Rex George Reason Jr. (November 30, 1928 – November 19, 2015) was an American actor best known for his role in This Island Earth (1955). He was the elder brother of actor Rhodes Reason.

==Life and career==
Reason was born in Berlin, Germany to an American family that returned to Los Angeles shortly thereafter, where Rex was raised. He attended Herbert Hoover High School in Glendale, California and enlisted in the United States Army at the age of seventeen, serving from 1946 to 1948.

He began his stage career in 1948 at the Pasadena Playhouse, performing there for three years before coming to the notice of Hollywood. In 1951 he was given a screen test at Columbia Pictures and was cast as the lead in a starring role in his first picture, a low-budget adventure drama Storm Over Tibet (1952) initially produced for MGM but acquired by Columbia Pictures. Reason was under contract for two more years at Columbia until moving to Universal-International in mid-1953, after making a promising appearance in the sword-and-sandal epic Salome (1953) with Rita Hayworth.

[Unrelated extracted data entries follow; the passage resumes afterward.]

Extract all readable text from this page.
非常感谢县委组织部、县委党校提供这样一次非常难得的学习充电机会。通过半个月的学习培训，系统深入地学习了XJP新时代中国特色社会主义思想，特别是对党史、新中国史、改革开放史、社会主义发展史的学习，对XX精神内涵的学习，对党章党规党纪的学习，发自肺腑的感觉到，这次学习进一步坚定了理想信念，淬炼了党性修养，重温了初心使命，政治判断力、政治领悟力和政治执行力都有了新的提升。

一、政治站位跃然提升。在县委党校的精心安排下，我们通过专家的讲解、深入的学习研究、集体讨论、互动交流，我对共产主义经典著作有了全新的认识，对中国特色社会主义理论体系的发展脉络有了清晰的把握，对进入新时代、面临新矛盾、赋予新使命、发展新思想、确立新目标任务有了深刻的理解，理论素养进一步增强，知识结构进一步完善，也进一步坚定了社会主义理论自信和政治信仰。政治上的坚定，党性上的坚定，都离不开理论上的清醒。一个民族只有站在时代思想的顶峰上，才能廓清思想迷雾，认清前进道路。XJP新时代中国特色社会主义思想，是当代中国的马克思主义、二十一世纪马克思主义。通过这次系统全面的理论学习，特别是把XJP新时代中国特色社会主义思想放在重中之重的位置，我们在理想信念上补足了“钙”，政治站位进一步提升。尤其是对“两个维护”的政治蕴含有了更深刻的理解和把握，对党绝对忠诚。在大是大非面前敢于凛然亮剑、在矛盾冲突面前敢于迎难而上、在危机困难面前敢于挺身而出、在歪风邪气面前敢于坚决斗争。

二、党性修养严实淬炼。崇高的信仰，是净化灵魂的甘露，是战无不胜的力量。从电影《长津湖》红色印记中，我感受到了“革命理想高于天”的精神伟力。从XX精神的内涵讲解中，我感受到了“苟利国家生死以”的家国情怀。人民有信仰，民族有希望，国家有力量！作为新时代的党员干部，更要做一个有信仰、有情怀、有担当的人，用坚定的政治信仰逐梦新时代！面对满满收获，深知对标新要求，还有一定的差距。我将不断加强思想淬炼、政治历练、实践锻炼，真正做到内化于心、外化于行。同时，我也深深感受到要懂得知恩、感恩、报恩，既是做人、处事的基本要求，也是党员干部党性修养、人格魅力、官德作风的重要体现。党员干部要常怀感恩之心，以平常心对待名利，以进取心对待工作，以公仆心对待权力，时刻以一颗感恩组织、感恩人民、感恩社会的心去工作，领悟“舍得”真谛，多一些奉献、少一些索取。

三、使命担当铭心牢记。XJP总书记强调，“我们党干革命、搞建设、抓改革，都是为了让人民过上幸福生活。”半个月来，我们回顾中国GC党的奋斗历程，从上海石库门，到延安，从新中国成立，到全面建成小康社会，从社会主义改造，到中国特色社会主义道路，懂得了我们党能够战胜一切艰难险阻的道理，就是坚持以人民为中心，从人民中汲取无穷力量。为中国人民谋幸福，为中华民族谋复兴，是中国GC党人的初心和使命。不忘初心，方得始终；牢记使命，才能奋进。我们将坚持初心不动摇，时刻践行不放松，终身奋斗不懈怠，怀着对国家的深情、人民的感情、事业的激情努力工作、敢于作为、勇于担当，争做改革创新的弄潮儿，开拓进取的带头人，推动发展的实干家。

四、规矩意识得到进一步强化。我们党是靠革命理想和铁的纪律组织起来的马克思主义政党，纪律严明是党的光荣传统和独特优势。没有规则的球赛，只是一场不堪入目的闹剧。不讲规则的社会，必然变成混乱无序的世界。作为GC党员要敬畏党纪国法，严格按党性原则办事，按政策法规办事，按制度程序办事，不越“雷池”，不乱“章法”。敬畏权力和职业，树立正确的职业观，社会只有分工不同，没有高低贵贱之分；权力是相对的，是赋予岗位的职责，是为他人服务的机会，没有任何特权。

A tall (6'3"), handsome, leading man with a distinctive baritone speaking voice, Reason appeared in several films and television shows throughout the 1950s and 1960s. He made two pictures at Universal Studios under the name "Bart Roberts" before demanding to be able to use his own name.

Reason is perhaps best known for his role as stalwart, heroic scientist Dr. Cal Meacham in the science fiction movie This Island Earth (1955). Reason co-starred as sympathetic scientist Dr. Tom Morgan in the third—and final—installment of Universal International Pictures' Creature from the Black Lagoon horror film series in The Creature Walks Among Us (1956). He also appeared opposite Clark Gable and Sidney Poitier in Band of Angels (1957) for Warner Bros. He appeared in Badlands of Montana (1957) as an opponent of a corrupt Mayor played by John M. Pickard. In the story line, Pickard administers ten lashes with a whip to Reason's back.

Reason starred as newspapermen in two television series. The first of those was a syndicated western, Man Without a Gun (1957–1959), in the role of Adam MacLean, editor of the Yellowstone Sentinel newspaper in Dakota Territory. The second was the ABC/Warner Bros. Television drama, The Roaring Twenties (1960–1962), a crime drama in the role of Scott Norris, reporter for the fictitious New York Record.

He appeared as a guest on an NBC interview program, Here's Hollywood in 1961, and guest-starred on a number of other television series. In Perry Mason he played the role of defendant Steve Brock in the episode, "The Case of the Ancient Romeo" (1962) opposite Jeff Morrow, who had starred with him in This Island Earth. His final television appearance was in an episode of Wagon Train broadcast in 1963. He was also featured in episodes of Bourbon Street Beat, 77 Sunset Strip, and The Alaskans.

Reason walked out on his film contract with Warner Bros. in the fall of 1961 when he was being considered for a starring role in John Frankenheimer's The Manchurian Candidate (1962). The film began as a project at Warners, but was completed as an independent film and released by United Artists. Laurence Harvey was cast in the role instead.

After his film and television acting career ended, he worked as a real estate broker and had a second career as a voiceover actor. During his later years, Reason was in retirement and living in Walnut, California, with his third wife, Shirley.

==Death==

Reason died in Walnut, California, from bladder cancer on November 19, 2015.